There are a lot of weird things about Texas.
Like how the schools leave out Thomas Jefferson entirely from the history books.
And like how people park on the wrong side of the road. And how you can pass on the right.
And like how you might find an entire pack of baby wild pigs dead in the middle of the road.
But this story tops them all.
When I first moved here I noticed right away that whenever there was a car broken down on the side of the road, there were usually a half dozen or so tow trucks lined up behind. So strange. It took me awhile to figure out that they were the tow business equivalent of ambulance chasers. When an accident was broadcast over police dispatch, the tow trucks all came running hoping to get a piece of the available business. This is highly illegal in Michigan. When we get into an accident, we call our insurance company and AAA or whatever roadside assistance group we might belong to. Worst case, we come back for the car later. It was no concern of the police, though. Call me sheltered.
I’m still not really used to this insanity, three years later. But what I have always wondered was how exactly the final tow truck was decided. Was it first come, first served? Or did the car wreck owner hold an impromptu bidding war? Rock, paper, scissors? Or what!?!? I just couldn’t figure it out.
Well, folks, the mystery has been solved. My best girlfriend got to witness the whole thing. And it is more hilarious and bizarre than I ever imagined!
So what happens is the cop calls for tow trucks, presumably. They all arrive on the scene. They get out, donning their yellow protective vests and walk over to the cop. The cop TAKES OFF HIS HAT and they all drop in tiny slips of paper which contain God Knows What (too small for a business card – maybe a special ID number?! Do they have a company that specializes in printing these up for them? How does this work?) and the police officer DRAWS FROM THE HAT.
Seriously.
Rock, paper, scissors wasn’t nearly as off the mark as I thought!

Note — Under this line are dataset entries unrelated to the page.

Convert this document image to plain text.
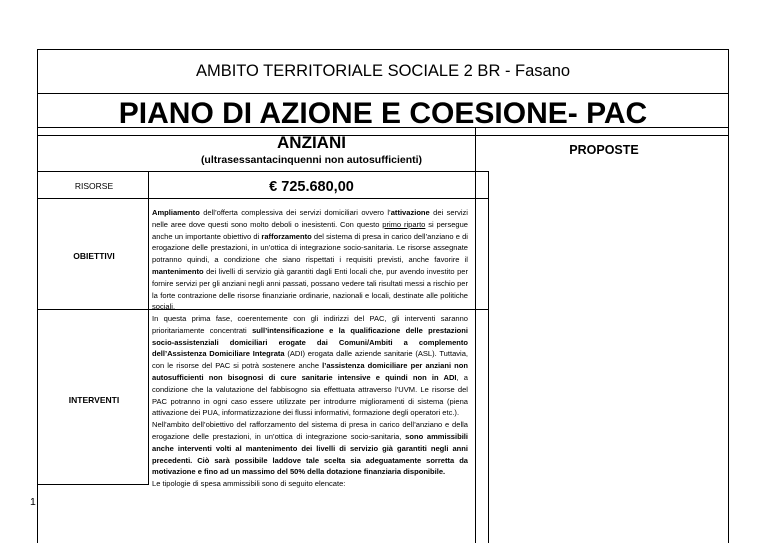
AMBITO TERRITORIALE SOCIALE 2 BR - Fasano
PIANO DI AZIONE E COESIONE- PAC
ANZIANI
(ultrasessantacinquenni non autosufficienti)
PROPOSTE
RISORSE
OBIETTIVI
INTERVENTI
€ 725.680,00

Ampliamento dell’offerta complessiva dei servizi domiciliari ovvero l’attivazione dei servizi nelle aree dove questi sono molto deboli o inesistenti. Con questo primo riparto si persegue anche un importante obiettivo di rafforzamento del sistema di presa in carico dell’anziano e di erogazione delle prestazioni, in un’ottica di integrazione socio-sanitaria. Le risorse assegnate potranno quindi, a condizione che siano rispettati i requisiti previsti, anche favorire il mantenimento dei livelli di servizio già garantiti dagli Enti locali che, pur avendo investito per fornire servizi per gli anziani negli anni passati, possano vedere tali risultati messi a rischio per la forte contrazione delle risorse finanziarie ordinarie, nazionali e locali, destinate alle politiche sociali.

In questa prima fase, coerentemente con gli indirizzi del PAC, gli interventi saranno prioritariamente concentrati sull’intensificazione e la qualificazione delle prestazioni socio-assistenziali domiciliari erogate dai Comuni/Ambiti a complemento dell’Assistenza Domiciliare Integrata (ADI) erogata dalle aziende sanitarie (ASL). Tuttavia, con le risorse del PAC si potrà sostenere anche l’assistenza domiciliare per anziani non autosufficienti non bisognosi di cure sanitarie intensive e quindi non in ADI, a condizione che la valutazione del fabbisogno sia effettuata attraverso l’UVM. Le risorse del PAC potranno in ogni caso essere utilizzate per introdurre miglioramenti di sistema (piena attivazione dei PUA, informatizzazione dei flussi informativi, formazione degli operatori etc.).

Nell’ambito dell’obiettivo del rafforzamento del sistema di presa in carico dell’anziano e della erogazione delle prestazioni, in un’ottica di integrazione socio-sanitaria, sono ammissibili anche interventi volti al mantenimento dei livelli di servizio già garantiti negli anni precedenti. Ciò sarà possibile laddove tale scelta sia adeguatamente sorretta da motivazione e fino ad un massimo del 50% della dotazione finanziaria disponibile.

Le tipologie di spesa ammissibili sono di seguito elencate:

1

I just cannot get over the hilarity of this. This has to be the most unscientific business model on earth. If you are starting your own tow business, how do you even write up a business plan based on that model of chance? Are you allowed to better your odds with colored paper or textured paper? What if its raining?
I’m afraid this is one mystery that just led to more mysteries! But at least the cat is out of the bag and now I know.
I have never seen or heard of that. I don’t think they do that in Dallas. If they do, I have never seen it. Very weird.
Is that what it’s all about? Glad you told me because after two years I still couldn’t figure out why even a small accident would require so many tow trucks! I saw a whole barrage of them on Rayford maybe a week ago and assumed there had been, I don’t know, a 40 car accident they had to clear up. Hey, at least the cops handle it the diplomatic way 🙂
K my friend that lives in Spring was telling me about this craziness! She said they all have police scanners and hear when there is an accident. Didnt know about the drawing though. That is crazy! What if I wanted to decide for myself? Weird!
I know, right? Its possible that maybe the owner of the vehicle wasn’t present so maybe they do a drawing in that case? I would be FURIOUS if the cop picked blindly and I couldn’t choose my own service!
Wait! Are you saying that in Michigan, if you are in a car accident, you don’t call the police at all????? Seriously? Doesn’t your insurance company need a copy of the police report? Oh, I have much to learn.
Haha! No – you do call the police. You just don’t rely on them to negotiate your tow truck.
Shwoo! That makes so much more sense. I figured I must have been misreading something. Yeah, really weird idea for the police to decide on the tow truck.
So bizarre…
My mother-in-law is visiting from Houston and she confirms. How strange!